Integral to the film’s emotional and seasonal resonance is its use of music, particularly the original songs by Sufjan Stevens. Tracks like “Mystery of Love” and “Visions of Gideon” are delicate and mournful, capturing both the joy of falling in love and the ache of knowing it won’t last, respectively. The film’s soundtrack also includes classical pieces, ‘80s pop, and ambient soundscapes that reflect Elio’s eclectic, intellectually vibrant world. Music floats through the film like a half-remembered dream, weaving together the tactile present with the emotional aftermath. The connection between music and memory is essential to the film’s impact as a summer movie. We often associate particular songs with specific times in our lives, especially those marked by heightened emotions and change. Call Me by Your Name understands that deeply. Its musical cues serve as emotional anchors, crystallizing moments of pleasure and pain into something unforgettable.
What sets Call Me by Your Name apart from more conventional summer romances is its refusal to tie everything up neatly. There is no dramatic fight, no tidy reconciliation, no overt moral lesson. What we get instead is something truer: a brief love affair that changes Elio irrevocably, even as it slips away with the season. Guadagnino’s decision to avoid melodrama and focus instead on quiet, truthful observation allows the film to become a vessel for the audience’s memories and desires. Like summer itself, it passes too quickly, leaving us with a longing that’s both sweet and sorrowful.

Summer, like young love, is beautiful precisely because it cannot last. The film doesn’t fight that truth—it leans into it. When Oliver leaves, and the leaves begin to fall, the magic fades, and reality resumes. But something has changed in Elio. The person he becomes is shaped by the person he was during those sun-drenched weeks. The beauty of the film lies in its refusal to make this loss tragic. Instead, it’s part of the cycle of life and growth—a memory to be treasured, not mourned.

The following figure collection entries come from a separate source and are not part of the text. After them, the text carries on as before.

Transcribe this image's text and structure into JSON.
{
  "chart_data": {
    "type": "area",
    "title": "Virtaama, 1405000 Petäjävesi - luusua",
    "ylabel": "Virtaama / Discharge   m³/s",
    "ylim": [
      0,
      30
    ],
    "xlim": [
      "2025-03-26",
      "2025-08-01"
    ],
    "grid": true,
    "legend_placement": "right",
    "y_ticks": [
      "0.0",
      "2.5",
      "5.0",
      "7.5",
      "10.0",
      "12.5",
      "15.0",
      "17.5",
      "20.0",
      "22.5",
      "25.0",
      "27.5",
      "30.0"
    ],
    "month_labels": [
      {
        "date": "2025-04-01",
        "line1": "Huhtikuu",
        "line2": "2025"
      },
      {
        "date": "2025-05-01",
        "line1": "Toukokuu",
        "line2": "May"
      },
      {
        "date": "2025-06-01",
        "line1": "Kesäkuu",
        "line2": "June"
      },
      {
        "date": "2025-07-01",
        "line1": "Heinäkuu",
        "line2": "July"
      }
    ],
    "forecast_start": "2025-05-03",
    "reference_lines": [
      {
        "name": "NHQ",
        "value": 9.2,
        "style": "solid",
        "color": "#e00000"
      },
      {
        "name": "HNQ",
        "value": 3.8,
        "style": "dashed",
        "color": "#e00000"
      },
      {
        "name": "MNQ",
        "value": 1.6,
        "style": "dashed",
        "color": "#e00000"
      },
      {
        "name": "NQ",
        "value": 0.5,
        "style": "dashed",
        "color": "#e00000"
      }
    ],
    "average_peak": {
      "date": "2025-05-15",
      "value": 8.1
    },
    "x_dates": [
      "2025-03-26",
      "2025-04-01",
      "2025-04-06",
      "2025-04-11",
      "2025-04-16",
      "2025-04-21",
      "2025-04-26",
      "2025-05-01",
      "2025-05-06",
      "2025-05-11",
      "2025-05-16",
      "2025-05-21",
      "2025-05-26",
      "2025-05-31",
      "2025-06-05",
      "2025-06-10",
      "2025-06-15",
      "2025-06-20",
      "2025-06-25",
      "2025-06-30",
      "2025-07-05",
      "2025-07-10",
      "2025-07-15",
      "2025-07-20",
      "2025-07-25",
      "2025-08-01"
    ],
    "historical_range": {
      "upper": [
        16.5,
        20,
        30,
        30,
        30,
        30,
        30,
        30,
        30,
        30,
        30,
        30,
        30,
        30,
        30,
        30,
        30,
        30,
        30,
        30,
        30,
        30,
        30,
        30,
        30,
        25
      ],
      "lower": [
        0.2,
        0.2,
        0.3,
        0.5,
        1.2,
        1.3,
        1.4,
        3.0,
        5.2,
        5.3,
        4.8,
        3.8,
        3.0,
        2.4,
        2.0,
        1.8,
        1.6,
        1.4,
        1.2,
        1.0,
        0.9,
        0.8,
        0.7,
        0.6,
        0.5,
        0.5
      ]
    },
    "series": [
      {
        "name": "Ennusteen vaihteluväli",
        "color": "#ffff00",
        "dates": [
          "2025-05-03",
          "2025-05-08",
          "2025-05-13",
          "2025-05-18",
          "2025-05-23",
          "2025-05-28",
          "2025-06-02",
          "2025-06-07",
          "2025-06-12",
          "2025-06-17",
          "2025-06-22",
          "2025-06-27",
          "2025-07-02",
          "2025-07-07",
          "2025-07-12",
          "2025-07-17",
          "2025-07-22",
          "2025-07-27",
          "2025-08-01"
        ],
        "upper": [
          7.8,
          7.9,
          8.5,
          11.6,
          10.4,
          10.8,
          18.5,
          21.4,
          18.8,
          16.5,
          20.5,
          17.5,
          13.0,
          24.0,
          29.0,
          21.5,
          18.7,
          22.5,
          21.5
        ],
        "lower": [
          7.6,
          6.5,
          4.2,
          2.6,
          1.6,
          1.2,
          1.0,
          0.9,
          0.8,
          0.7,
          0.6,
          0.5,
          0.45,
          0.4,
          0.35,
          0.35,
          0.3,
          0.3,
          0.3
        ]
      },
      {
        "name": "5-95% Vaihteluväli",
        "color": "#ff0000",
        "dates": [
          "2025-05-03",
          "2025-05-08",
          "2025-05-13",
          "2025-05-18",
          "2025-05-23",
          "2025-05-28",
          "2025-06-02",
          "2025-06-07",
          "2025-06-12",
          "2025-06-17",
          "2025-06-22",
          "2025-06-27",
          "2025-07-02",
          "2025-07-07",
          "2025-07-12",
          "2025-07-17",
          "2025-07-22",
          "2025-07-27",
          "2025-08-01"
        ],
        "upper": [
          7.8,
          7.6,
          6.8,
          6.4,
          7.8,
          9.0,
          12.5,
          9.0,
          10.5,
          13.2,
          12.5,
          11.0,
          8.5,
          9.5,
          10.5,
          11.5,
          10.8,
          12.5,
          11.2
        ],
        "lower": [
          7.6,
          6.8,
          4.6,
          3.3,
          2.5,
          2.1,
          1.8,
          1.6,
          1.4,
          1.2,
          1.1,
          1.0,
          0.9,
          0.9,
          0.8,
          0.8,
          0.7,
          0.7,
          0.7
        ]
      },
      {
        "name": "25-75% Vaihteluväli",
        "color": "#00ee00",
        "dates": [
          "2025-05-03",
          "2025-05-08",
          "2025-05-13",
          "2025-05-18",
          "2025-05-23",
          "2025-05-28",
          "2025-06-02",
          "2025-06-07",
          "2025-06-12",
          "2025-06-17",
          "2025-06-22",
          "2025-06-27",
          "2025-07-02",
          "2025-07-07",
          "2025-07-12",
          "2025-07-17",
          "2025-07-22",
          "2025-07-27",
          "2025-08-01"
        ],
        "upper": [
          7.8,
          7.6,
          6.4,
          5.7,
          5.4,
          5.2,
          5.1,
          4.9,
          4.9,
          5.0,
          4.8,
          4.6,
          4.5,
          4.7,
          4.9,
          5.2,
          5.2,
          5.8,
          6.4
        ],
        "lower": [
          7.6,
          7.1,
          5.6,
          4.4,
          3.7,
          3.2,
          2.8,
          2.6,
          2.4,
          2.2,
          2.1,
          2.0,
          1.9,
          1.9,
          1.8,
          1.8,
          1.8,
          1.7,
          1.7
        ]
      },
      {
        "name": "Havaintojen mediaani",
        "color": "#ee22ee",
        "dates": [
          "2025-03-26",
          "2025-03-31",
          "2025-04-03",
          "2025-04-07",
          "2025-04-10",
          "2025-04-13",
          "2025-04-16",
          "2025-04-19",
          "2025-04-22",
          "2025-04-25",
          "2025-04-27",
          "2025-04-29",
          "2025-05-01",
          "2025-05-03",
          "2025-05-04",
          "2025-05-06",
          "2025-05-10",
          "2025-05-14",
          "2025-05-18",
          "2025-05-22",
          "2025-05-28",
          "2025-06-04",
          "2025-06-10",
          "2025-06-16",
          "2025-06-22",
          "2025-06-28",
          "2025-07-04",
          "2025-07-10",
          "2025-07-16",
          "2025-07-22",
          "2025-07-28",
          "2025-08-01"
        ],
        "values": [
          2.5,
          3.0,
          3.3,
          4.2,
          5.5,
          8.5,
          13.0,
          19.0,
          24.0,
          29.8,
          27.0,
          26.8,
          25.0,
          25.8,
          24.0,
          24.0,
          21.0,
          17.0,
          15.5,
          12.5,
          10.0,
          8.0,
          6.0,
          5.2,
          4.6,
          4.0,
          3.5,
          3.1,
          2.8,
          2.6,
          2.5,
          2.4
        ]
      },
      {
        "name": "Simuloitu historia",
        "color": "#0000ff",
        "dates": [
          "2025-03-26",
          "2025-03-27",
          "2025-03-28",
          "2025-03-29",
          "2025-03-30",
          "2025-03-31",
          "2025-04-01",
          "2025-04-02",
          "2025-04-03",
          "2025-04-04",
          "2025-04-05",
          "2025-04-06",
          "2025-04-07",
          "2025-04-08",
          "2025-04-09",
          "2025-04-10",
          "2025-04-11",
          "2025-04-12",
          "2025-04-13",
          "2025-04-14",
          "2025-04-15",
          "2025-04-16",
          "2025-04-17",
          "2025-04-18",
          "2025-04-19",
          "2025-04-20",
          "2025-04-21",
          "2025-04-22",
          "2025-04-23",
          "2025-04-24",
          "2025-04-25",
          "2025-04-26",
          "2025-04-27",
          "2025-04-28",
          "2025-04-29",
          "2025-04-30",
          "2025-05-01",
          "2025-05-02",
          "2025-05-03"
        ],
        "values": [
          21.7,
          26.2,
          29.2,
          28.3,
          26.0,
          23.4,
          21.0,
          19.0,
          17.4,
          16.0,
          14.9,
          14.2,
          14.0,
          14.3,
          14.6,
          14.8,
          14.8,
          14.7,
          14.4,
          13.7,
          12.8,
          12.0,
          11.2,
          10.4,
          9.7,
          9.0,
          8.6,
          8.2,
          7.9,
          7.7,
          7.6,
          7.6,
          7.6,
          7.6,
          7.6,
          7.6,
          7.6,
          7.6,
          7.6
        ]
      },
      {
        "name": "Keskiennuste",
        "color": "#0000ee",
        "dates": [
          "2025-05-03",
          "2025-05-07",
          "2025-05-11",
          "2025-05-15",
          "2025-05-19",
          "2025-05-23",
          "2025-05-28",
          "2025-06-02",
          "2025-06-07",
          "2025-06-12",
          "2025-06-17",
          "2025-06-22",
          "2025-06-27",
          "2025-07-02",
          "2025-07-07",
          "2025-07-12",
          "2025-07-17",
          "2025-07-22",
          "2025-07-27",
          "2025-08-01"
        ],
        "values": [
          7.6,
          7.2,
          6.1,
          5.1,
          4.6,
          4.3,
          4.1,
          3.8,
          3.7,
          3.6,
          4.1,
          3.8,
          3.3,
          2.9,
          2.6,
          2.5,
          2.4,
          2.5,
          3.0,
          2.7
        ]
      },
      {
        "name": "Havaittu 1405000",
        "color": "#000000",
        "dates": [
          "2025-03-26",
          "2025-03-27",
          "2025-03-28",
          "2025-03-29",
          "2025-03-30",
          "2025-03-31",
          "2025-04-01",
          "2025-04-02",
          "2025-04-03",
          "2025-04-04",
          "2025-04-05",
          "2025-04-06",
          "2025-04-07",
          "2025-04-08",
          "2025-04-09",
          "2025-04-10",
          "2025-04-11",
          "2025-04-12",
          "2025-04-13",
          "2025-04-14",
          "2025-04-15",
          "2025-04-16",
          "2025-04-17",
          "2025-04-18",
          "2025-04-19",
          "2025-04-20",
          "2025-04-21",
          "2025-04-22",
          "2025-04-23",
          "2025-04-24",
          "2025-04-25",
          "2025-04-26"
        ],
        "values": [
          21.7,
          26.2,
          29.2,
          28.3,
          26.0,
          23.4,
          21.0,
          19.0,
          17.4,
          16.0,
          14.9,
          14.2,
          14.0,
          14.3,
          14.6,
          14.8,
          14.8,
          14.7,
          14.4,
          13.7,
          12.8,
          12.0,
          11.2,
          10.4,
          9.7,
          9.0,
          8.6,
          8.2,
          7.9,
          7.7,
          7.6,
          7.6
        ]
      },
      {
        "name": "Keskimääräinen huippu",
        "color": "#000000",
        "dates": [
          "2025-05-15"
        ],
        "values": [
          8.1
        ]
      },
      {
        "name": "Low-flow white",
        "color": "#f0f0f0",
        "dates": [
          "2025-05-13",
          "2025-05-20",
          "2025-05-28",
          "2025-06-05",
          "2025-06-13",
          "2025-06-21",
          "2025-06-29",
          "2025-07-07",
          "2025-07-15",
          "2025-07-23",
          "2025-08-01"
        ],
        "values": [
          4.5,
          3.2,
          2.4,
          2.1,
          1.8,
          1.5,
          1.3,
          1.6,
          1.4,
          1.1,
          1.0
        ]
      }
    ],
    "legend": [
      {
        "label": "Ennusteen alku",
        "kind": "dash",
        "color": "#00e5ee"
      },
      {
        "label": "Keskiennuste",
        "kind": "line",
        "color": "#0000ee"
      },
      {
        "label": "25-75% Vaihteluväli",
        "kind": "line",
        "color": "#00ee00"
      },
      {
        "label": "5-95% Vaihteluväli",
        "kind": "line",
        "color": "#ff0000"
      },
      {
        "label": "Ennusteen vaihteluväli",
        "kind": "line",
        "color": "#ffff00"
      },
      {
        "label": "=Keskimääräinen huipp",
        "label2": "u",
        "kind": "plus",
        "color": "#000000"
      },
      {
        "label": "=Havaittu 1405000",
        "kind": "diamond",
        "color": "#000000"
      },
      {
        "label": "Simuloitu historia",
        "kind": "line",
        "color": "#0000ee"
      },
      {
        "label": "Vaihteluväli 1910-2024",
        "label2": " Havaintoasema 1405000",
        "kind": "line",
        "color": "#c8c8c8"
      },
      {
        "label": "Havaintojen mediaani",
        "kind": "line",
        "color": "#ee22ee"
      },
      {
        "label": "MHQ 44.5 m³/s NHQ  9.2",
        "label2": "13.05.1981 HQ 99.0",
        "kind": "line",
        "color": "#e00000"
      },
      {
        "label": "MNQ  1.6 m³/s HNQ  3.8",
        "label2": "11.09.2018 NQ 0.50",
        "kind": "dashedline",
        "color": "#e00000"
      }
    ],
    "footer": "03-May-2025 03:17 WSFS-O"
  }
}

In its embrace of the fleeting, Call Me by Your Name mirrors the bittersweetness of every summer we’ve ever loved and lost. It doesn’t offer escapism so much as a meditation on why we seek escape in the first place. It’s a film that makes us want to sit in the sun longer, look more closely, and feel more deeply. It’s not just set in the summer—it is summer, distilled into 132 perfect minutes. Call Me by Your Name earns its place as the ideal summer movie not through spectacle or nostalgia, but through its honest portrayal of how one season can transform a life. Guadagnino’s film doesn’t just tell a story—it invites us to remember our own, to feel the warmth of a sunlit afternoon long after the credits roll. It’s a film that pulses with life, that aches with beauty, and that reminds us—just like the best summers—how wonderful and painful it is to feel everything all at once.